La norma, contenuta nel “Cura Abruzzo 1”, è stata impugnata dalla Presidenza del Consiglio dei Ministri, contestata in quanto la materia afferente alle terre di uso civico, dove insistono quasi tutti i pascoli, è di competenza statale e non regionale.

Nel mirino, in particolare, gli articoli riguardanti le regole di assegnazione: la legge della Regione, infatti, prevedeva che le terre a uso civico dovessero essere conferite prioritariamente a persone o società residenti nel comune (o nei comuni confinanti) in cui i terreni si trovano.

Un provvedimento che intendeva rispondere alle richieste dei pastori provando a porre un argine al fenomeno della “mafia dei pascoli” e che, però, viola apertamente la riforma sugli usi civici, i principi del demanio collettivo e quelli sulla concorrenza dell’Unione Europea. Così come osservato dal Governo.
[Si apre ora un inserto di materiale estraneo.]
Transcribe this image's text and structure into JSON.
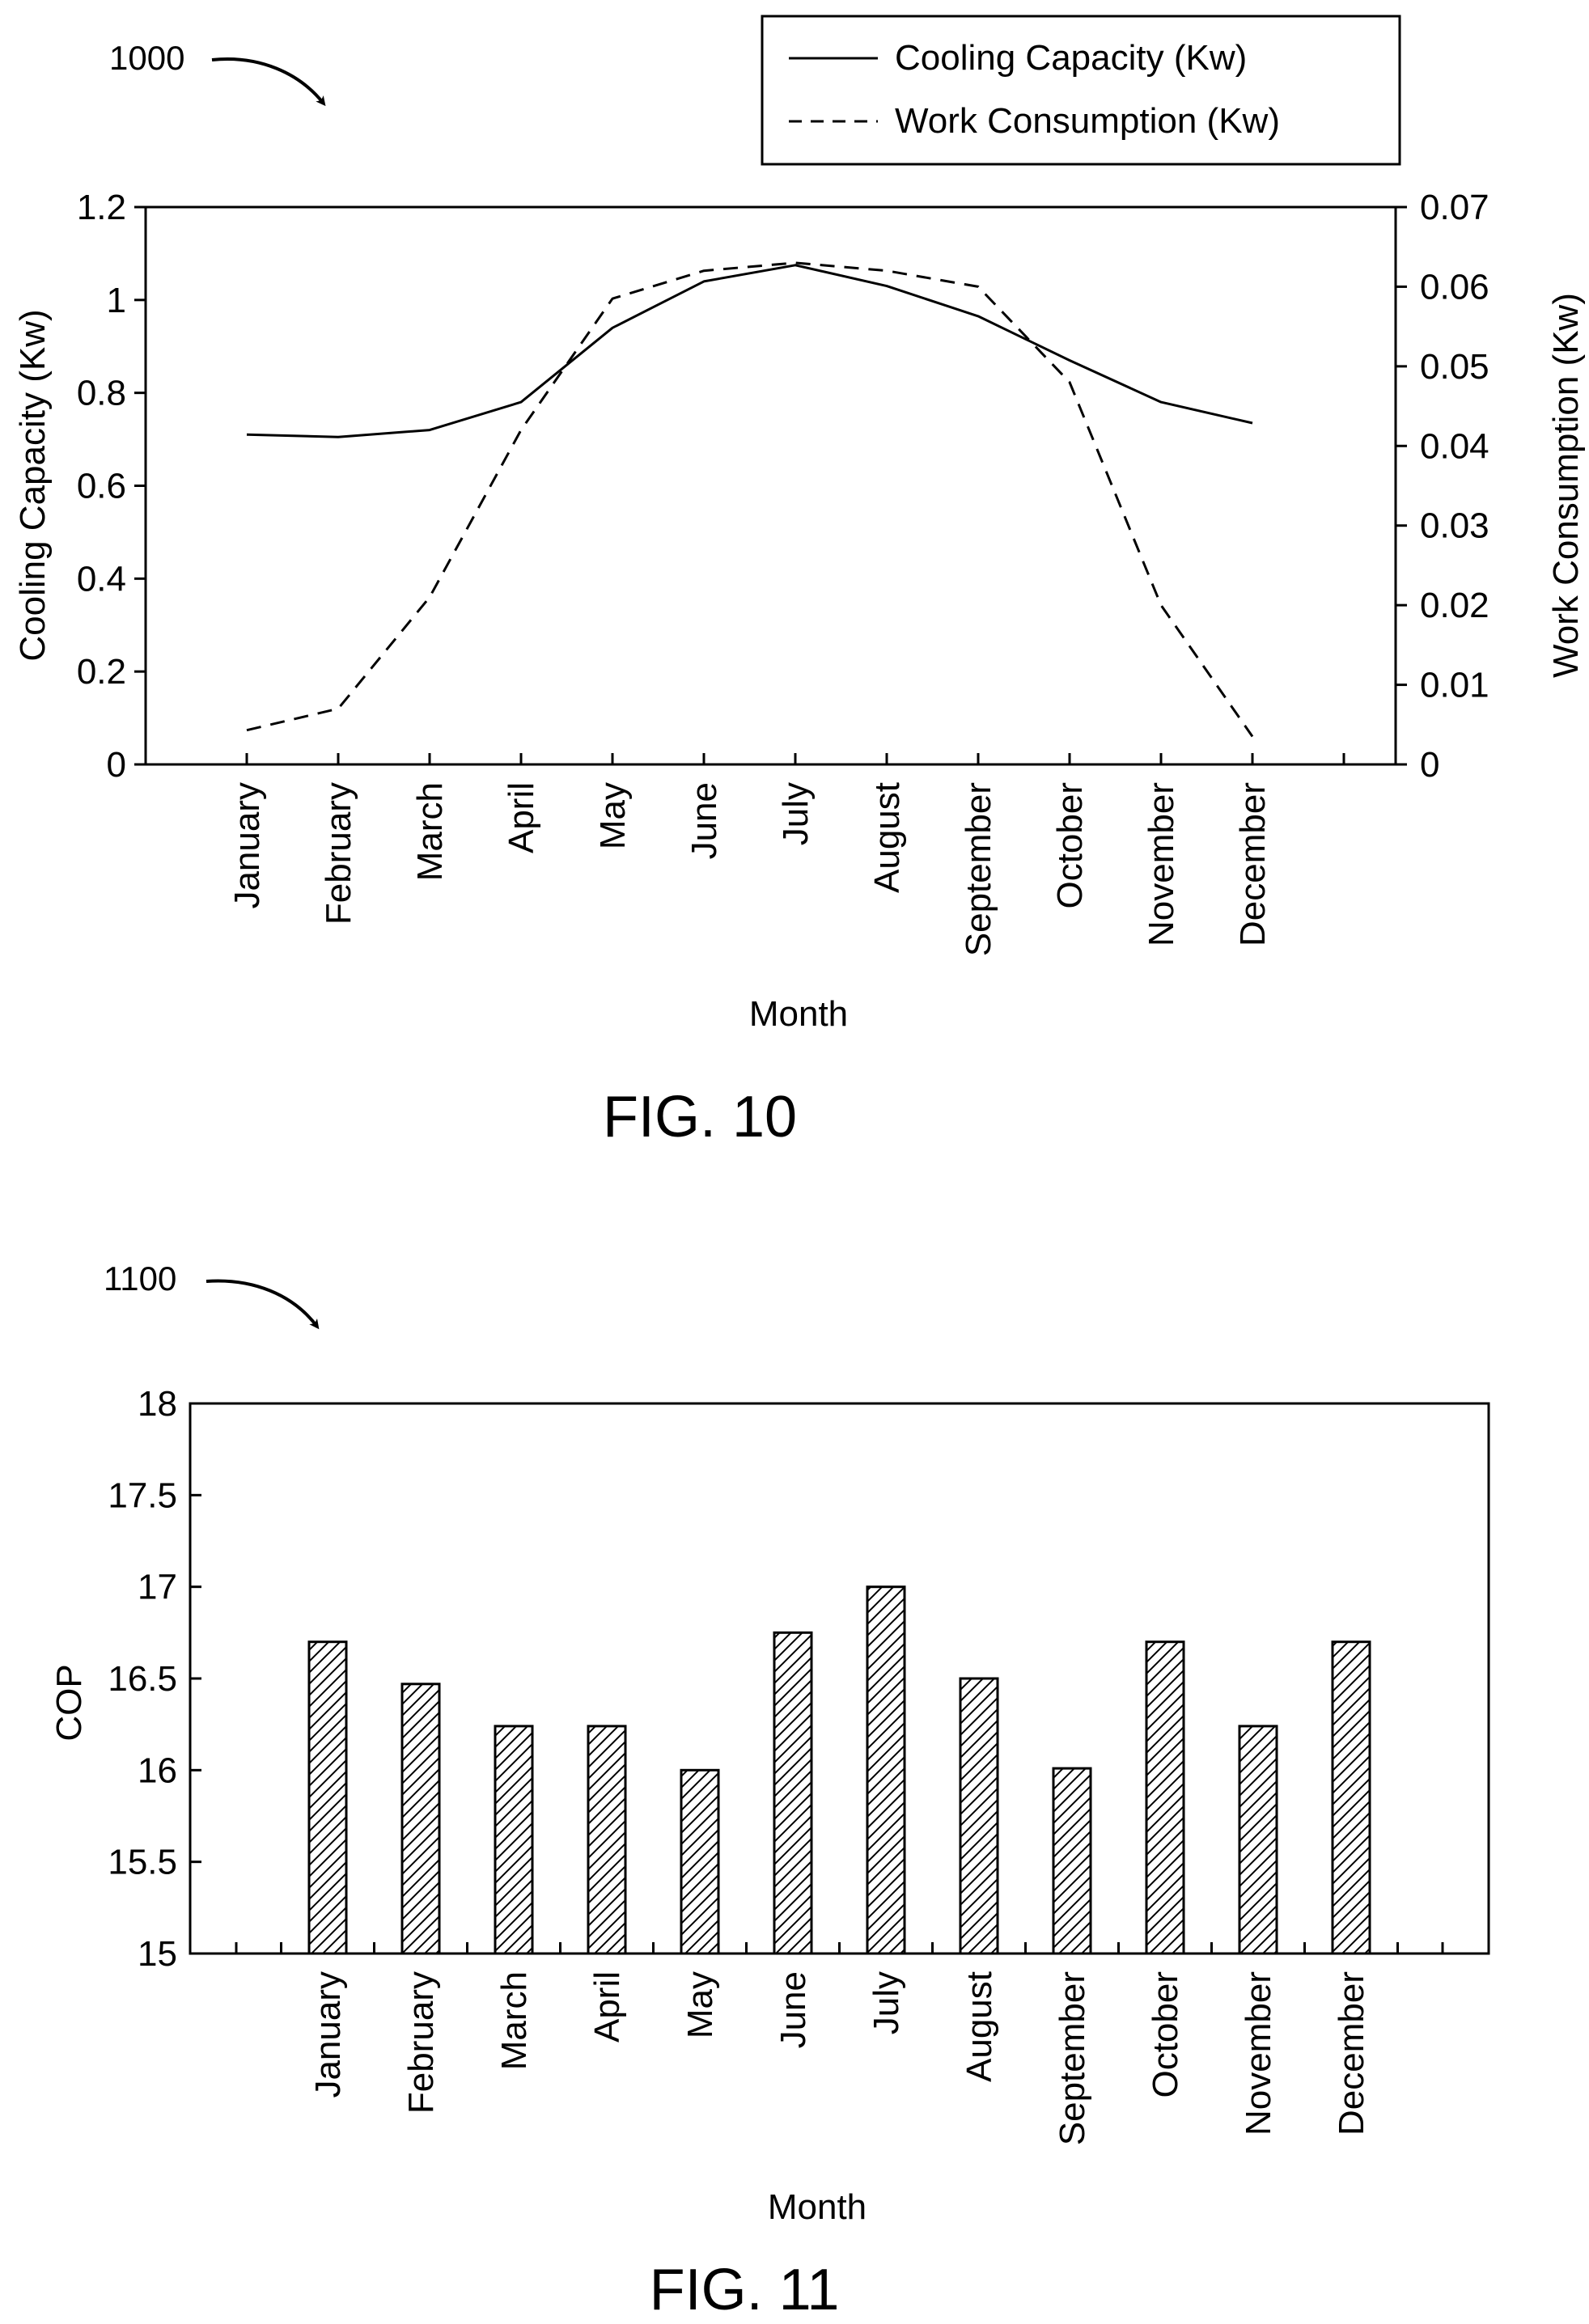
{
  "figures": [
    {
      "ref": "1000",
      "caption": "FIG. 10"
    },
    {
      "ref": "1100",
      "caption": "FIG. 11"
    }
  ],
  "chart_data": [
    {
      "type": "line",
      "categories": [
        "January",
        "February",
        "March",
        "April",
        "May",
        "June",
        "July",
        "August",
        "September",
        "October",
        "November",
        "December"
      ],
      "xlabel": "Month",
      "ylabel": "Cooling Capacity (Kw)",
      "y2label": "Work Consumption (Kw)",
      "ylim": [
        0,
        1.2
      ],
      "y2lim": [
        0,
        0.07
      ],
      "yticks": [
        "0",
        "0.2",
        "0.4",
        "0.6",
        "0.8",
        "1",
        "1.2"
      ],
      "y2ticks": [
        "0",
        "0.01",
        "0.02",
        "0.03",
        "0.04",
        "0.05",
        "0.06",
        "0.07"
      ],
      "legend_position": "top-right",
      "grid": false,
      "series": [
        {
          "name": "Cooling Capacity (Kw)",
          "axis": "left",
          "line_style": "solid",
          "values": [
            0.71,
            0.705,
            0.72,
            0.78,
            0.94,
            1.04,
            1.075,
            1.03,
            0.965,
            0.87,
            0.78,
            0.735
          ]
        },
        {
          "name": "Work Consumption (Kw)",
          "axis": "right",
          "line_style": "dashed",
          "values": [
            0.0043,
            0.007,
            0.021,
            0.042,
            0.0585,
            0.062,
            0.063,
            0.062,
            0.06,
            0.048,
            0.02,
            0.0035
          ]
        }
      ]
    },
    {
      "type": "bar",
      "categories": [
        "January",
        "February",
        "March",
        "April",
        "May",
        "June",
        "July",
        "August",
        "September",
        "October",
        "November",
        "December"
      ],
      "xlabel": "Month",
      "ylabel": "COP",
      "ylim": [
        15,
        18
      ],
      "yticks": [
        "15",
        "15.5",
        "16",
        "16.5",
        "17",
        "17.5",
        "18"
      ],
      "bar_fill": "hatched",
      "grid": false,
      "values": [
        16.7,
        16.47,
        16.24,
        16.24,
        16.0,
        16.75,
        17.0,
        16.5,
        16.01,
        16.7,
        16.24,
        16.7
      ]
    }
  ]
}
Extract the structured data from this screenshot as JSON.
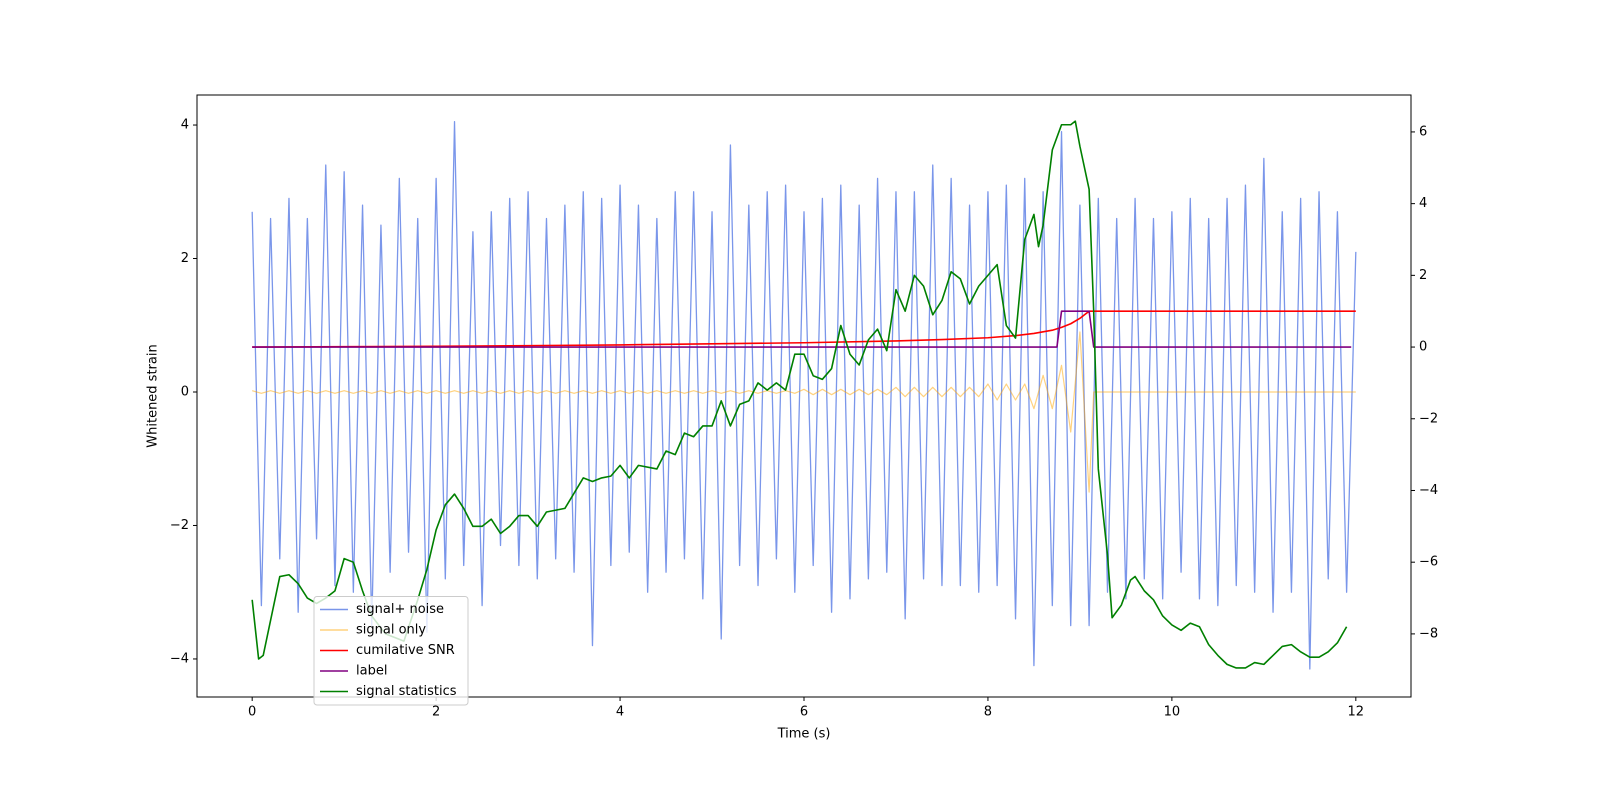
{
  "chart_data": {
    "type": "line",
    "xlabel": "Time (s)",
    "ylabel": "Whitened strain",
    "xlim": [
      -0.6,
      12.6
    ],
    "xticks": [
      0,
      2,
      4,
      6,
      8,
      10,
      12
    ],
    "ylim": [
      -4.57,
      4.45
    ],
    "yticks": [
      {
        "value": -4,
        "label": "−4"
      },
      {
        "value": -2,
        "label": "−2"
      },
      0,
      2,
      4
    ],
    "y2lim": [
      -9.76,
      7.03
    ],
    "y2ticks": [
      {
        "value": -8,
        "label": "−8"
      },
      {
        "value": -6,
        "label": "−6"
      },
      {
        "value": -4,
        "label": "−4"
      },
      {
        "value": -2,
        "label": "−2"
      },
      0,
      2,
      4,
      6
    ],
    "legend_loc": "lower left",
    "series": [
      {
        "name": "signal+ noise",
        "color": "#4169e1",
        "x": [
          0,
          0.1,
          0.2,
          0.3,
          0.4,
          0.5,
          0.6,
          0.7,
          0.8,
          0.9,
          1,
          1.1,
          1.2,
          1.3,
          1.4,
          1.5,
          1.6,
          1.7,
          1.8,
          1.9,
          2,
          2.1,
          2.2,
          2.3,
          2.4,
          2.5,
          2.6,
          2.7,
          2.8,
          2.9,
          3,
          3.1,
          3.2,
          3.3,
          3.4,
          3.5,
          3.6,
          3.7,
          3.8,
          3.9,
          4,
          4.1,
          4.2,
          4.3,
          4.4,
          4.5,
          4.6,
          4.7,
          4.8,
          4.9,
          5,
          5.1,
          5.2,
          5.3,
          5.4,
          5.5,
          5.6,
          5.7,
          5.8,
          5.9,
          6,
          6.1,
          6.2,
          6.3,
          6.4,
          6.5,
          6.6,
          6.7,
          6.8,
          6.9,
          7,
          7.1,
          7.2,
          7.3,
          7.4,
          7.5,
          7.6,
          7.7,
          7.8,
          7.9,
          8,
          8.1,
          8.2,
          8.3,
          8.4,
          8.5,
          8.6,
          8.7,
          8.8,
          8.9,
          9,
          9.1,
          9.2,
          9.3,
          9.4,
          9.5,
          9.6,
          9.7,
          9.8,
          9.9,
          10,
          10.1,
          10.2,
          10.3,
          10.4,
          10.5,
          10.6,
          10.7,
          10.8,
          10.9,
          11,
          11.1,
          11.2,
          11.3,
          11.4,
          11.5,
          11.6,
          11.7,
          11.8,
          11.9,
          12
        ],
        "values": [
          2.7,
          -3.2,
          2.6,
          -2.5,
          2.9,
          -3.3,
          2.6,
          -2.2,
          3.4,
          -2.9,
          3.3,
          -3.0,
          2.8,
          -3.5,
          2.5,
          -2.7,
          3.2,
          -2.4,
          2.6,
          -3.6,
          3.2,
          -2.8,
          4.05,
          -2.6,
          2.4,
          -3.2,
          2.7,
          -2.3,
          2.9,
          -2.6,
          3.0,
          -2.8,
          2.6,
          -2.5,
          2.8,
          -2.7,
          3.0,
          -3.8,
          2.9,
          -2.6,
          3.1,
          -2.4,
          2.8,
          -3.0,
          2.6,
          -2.7,
          3.0,
          -2.5,
          3.0,
          -3.1,
          2.7,
          -3.7,
          3.7,
          -2.6,
          2.8,
          -2.9,
          3.0,
          -2.5,
          3.1,
          -3.0,
          2.7,
          -2.6,
          2.9,
          -3.3,
          3.1,
          -3.1,
          2.8,
          -2.8,
          3.2,
          -2.7,
          3.0,
          -3.4,
          3.0,
          -2.8,
          3.4,
          -2.9,
          3.2,
          -2.9,
          2.8,
          -3.0,
          3.0,
          -2.9,
          3.1,
          -3.4,
          3.2,
          -4.1,
          3.0,
          -3.2,
          3.9,
          -3.5,
          2.8,
          -3.5,
          2.9,
          -3.0,
          2.6,
          -3.1,
          2.9,
          -2.8,
          2.6,
          -3.1,
          2.7,
          -2.7,
          2.9,
          -3.1,
          2.6,
          -3.2,
          2.9,
          -2.9,
          3.1,
          -3.0,
          3.5,
          -3.3,
          2.7,
          -3.0,
          2.9,
          -4.15,
          3.0,
          -2.8,
          2.7,
          -3.0,
          2.1
        ]
      },
      {
        "name": "signal only",
        "color": "#ffa500",
        "x": [
          0,
          0.1,
          0.2,
          0.3,
          0.4,
          0.5,
          0.6,
          0.7,
          0.8,
          0.9,
          1,
          1.1,
          1.2,
          1.3,
          1.4,
          1.5,
          1.6,
          1.7,
          1.8,
          1.9,
          2,
          2.1,
          2.2,
          2.3,
          2.4,
          2.5,
          2.6,
          2.7,
          2.8,
          2.9,
          3,
          3.1,
          3.2,
          3.3,
          3.4,
          3.5,
          3.6,
          3.7,
          3.8,
          3.9,
          4,
          4.1,
          4.2,
          4.3,
          4.4,
          4.5,
          4.6,
          4.7,
          4.8,
          4.9,
          5,
          5.1,
          5.2,
          5.3,
          5.4,
          5.5,
          5.6,
          5.7,
          5.8,
          5.9,
          6,
          6.1,
          6.2,
          6.3,
          6.4,
          6.5,
          6.6,
          6.7,
          6.8,
          6.9,
          7,
          7.1,
          7.2,
          7.3,
          7.4,
          7.5,
          7.6,
          7.7,
          7.8,
          7.9,
          8,
          8.1,
          8.2,
          8.3,
          8.4,
          8.5,
          8.6,
          8.7,
          8.8,
          8.9,
          9,
          9.1,
          9.15,
          12
        ],
        "values": [
          0.02,
          -0.02,
          0.02,
          -0.02,
          0.02,
          -0.02,
          0.02,
          -0.02,
          0.02,
          -0.02,
          0.02,
          -0.02,
          0.02,
          -0.02,
          0.02,
          -0.02,
          0.02,
          -0.02,
          0.02,
          -0.02,
          0.02,
          -0.02,
          0.02,
          -0.02,
          0.02,
          -0.02,
          0.02,
          -0.02,
          0.02,
          -0.02,
          0.02,
          -0.02,
          0.02,
          -0.02,
          0.02,
          -0.02,
          0.02,
          -0.02,
          0.02,
          -0.02,
          0.02,
          -0.02,
          0.02,
          -0.02,
          0.02,
          -0.02,
          0.02,
          -0.02,
          0.02,
          -0.02,
          0.02,
          -0.02,
          0.02,
          -0.02,
          0.02,
          -0.02,
          0.02,
          -0.02,
          0.02,
          -0.02,
          0.04,
          -0.04,
          0.04,
          -0.04,
          0.04,
          -0.04,
          0.04,
          -0.04,
          0.04,
          -0.04,
          0.07,
          -0.07,
          0.07,
          -0.07,
          0.07,
          -0.07,
          0.07,
          -0.07,
          0.07,
          -0.07,
          0.12,
          -0.12,
          0.12,
          -0.12,
          0.12,
          -0.25,
          0.25,
          -0.25,
          0.4,
          -0.6,
          0.9,
          -1.5,
          0,
          0
        ]
      },
      {
        "name": "cumilative SNR",
        "color": "#ff0000",
        "axis": "y2",
        "x": [
          0,
          1,
          2,
          3,
          4,
          5,
          6,
          7,
          7.5,
          8,
          8.3,
          8.5,
          8.7,
          8.8,
          8.9,
          9,
          9.05,
          9.1,
          9.15,
          12
        ],
        "values": [
          0,
          0.01,
          0.02,
          0.04,
          0.06,
          0.09,
          0.12,
          0.17,
          0.21,
          0.26,
          0.32,
          0.38,
          0.47,
          0.55,
          0.65,
          0.8,
          0.9,
          1,
          1,
          1
        ]
      },
      {
        "name": "label",
        "color": "#800080",
        "axis": "y2",
        "x": [
          0,
          8.75,
          8.8,
          9.1,
          9.15,
          11.95
        ],
        "values": [
          0,
          0,
          1,
          1,
          0,
          0
        ]
      },
      {
        "name": "signal statistics",
        "color": "#008000",
        "axis": "y2",
        "x": [
          0,
          0.07,
          0.12,
          0.3,
          0.4,
          0.5,
          0.6,
          0.7,
          0.8,
          0.9,
          1,
          1.1,
          1.2,
          1.3,
          1.45,
          1.65,
          1.8,
          1.9,
          2,
          2.1,
          2.2,
          2.3,
          2.4,
          2.5,
          2.6,
          2.7,
          2.8,
          2.9,
          3,
          3.1,
          3.2,
          3.4,
          3.6,
          3.7,
          3.8,
          3.9,
          4,
          4.1,
          4.2,
          4.4,
          4.5,
          4.6,
          4.7,
          4.8,
          4.9,
          5,
          5.1,
          5.2,
          5.3,
          5.4,
          5.5,
          5.6,
          5.7,
          5.8,
          5.9,
          6,
          6.1,
          6.2,
          6.3,
          6.4,
          6.5,
          6.6,
          6.7,
          6.8,
          6.9,
          7,
          7.1,
          7.2,
          7.3,
          7.4,
          7.5,
          7.6,
          7.7,
          7.8,
          7.9,
          8,
          8.1,
          8.2,
          8.3,
          8.4,
          8.5,
          8.55,
          8.6,
          8.7,
          8.8,
          8.9,
          8.95,
          9,
          9.1,
          9.15,
          9.2,
          9.3,
          9.35,
          9.45,
          9.55,
          9.6,
          9.7,
          9.8,
          9.9,
          10,
          10.1,
          10.2,
          10.3,
          10.4,
          10.5,
          10.6,
          10.7,
          10.8,
          10.9,
          11,
          11.1,
          11.2,
          11.3,
          11.4,
          11.5,
          11.6,
          11.7,
          11.8,
          11.9
        ],
        "values": [
          -7.05,
          -8.7,
          -8.6,
          -6.4,
          -6.35,
          -6.6,
          -7.0,
          -7.15,
          -7.0,
          -6.8,
          -5.9,
          -6.0,
          -6.8,
          -7.5,
          -8.0,
          -8.2,
          -7.05,
          -6.2,
          -5.1,
          -4.4,
          -4.1,
          -4.5,
          -5.0,
          -5.0,
          -4.8,
          -5.2,
          -5.0,
          -4.7,
          -4.7,
          -5.0,
          -4.6,
          -4.5,
          -3.65,
          -3.75,
          -3.65,
          -3.6,
          -3.3,
          -3.65,
          -3.3,
          -3.4,
          -2.9,
          -3.0,
          -2.4,
          -2.5,
          -2.2,
          -2.2,
          -1.5,
          -2.2,
          -1.6,
          -1.5,
          -1.0,
          -1.2,
          -1.0,
          -1.2,
          -0.2,
          -0.2,
          -0.8,
          -0.9,
          -0.6,
          0.6,
          -0.2,
          -0.5,
          0.2,
          0.5,
          -0.1,
          1.6,
          1.0,
          2.0,
          1.7,
          0.9,
          1.3,
          2.1,
          1.9,
          1.2,
          1.7,
          2.0,
          2.3,
          0.6,
          0.25,
          3.0,
          3.7,
          2.8,
          3.4,
          5.5,
          6.2,
          6.2,
          6.3,
          5.6,
          4.4,
          1.0,
          -3.4,
          -5.8,
          -7.55,
          -7.2,
          -6.5,
          -6.4,
          -6.8,
          -7.05,
          -7.5,
          -7.75,
          -7.9,
          -7.7,
          -7.8,
          -8.3,
          -8.6,
          -8.85,
          -8.95,
          -8.95,
          -8.8,
          -8.85,
          -8.6,
          -8.35,
          -8.3,
          -8.5,
          -8.65,
          -8.65,
          -8.5,
          -8.25,
          -7.8
        ]
      }
    ]
  }
}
Come evidenziato dalla Corte, “sia prima che dopo la riforma del Titolo V della Parte II della Costituzione, operata con legge costituzionale 18 ottobre 2001, n. 3 (Modifiche al titolo V della parte seconda della Costituzione), il regime civilistico dei beni civici non è mai passato nella sfera di competenza delle Regioni e i decreti del Presidente della Repubblica con cui sono state trasferite, a queste ultime, le funzioni amministrative, non consentivano nel vigore del vecchio Titolo V (né consentono oggi, nel mutato assetto costituzionale) alle Regioni di invadere, con norma legislativa, la disciplina di tali assetti fondiari collettivi, estinguendoli, modificandoli o alienandoli”.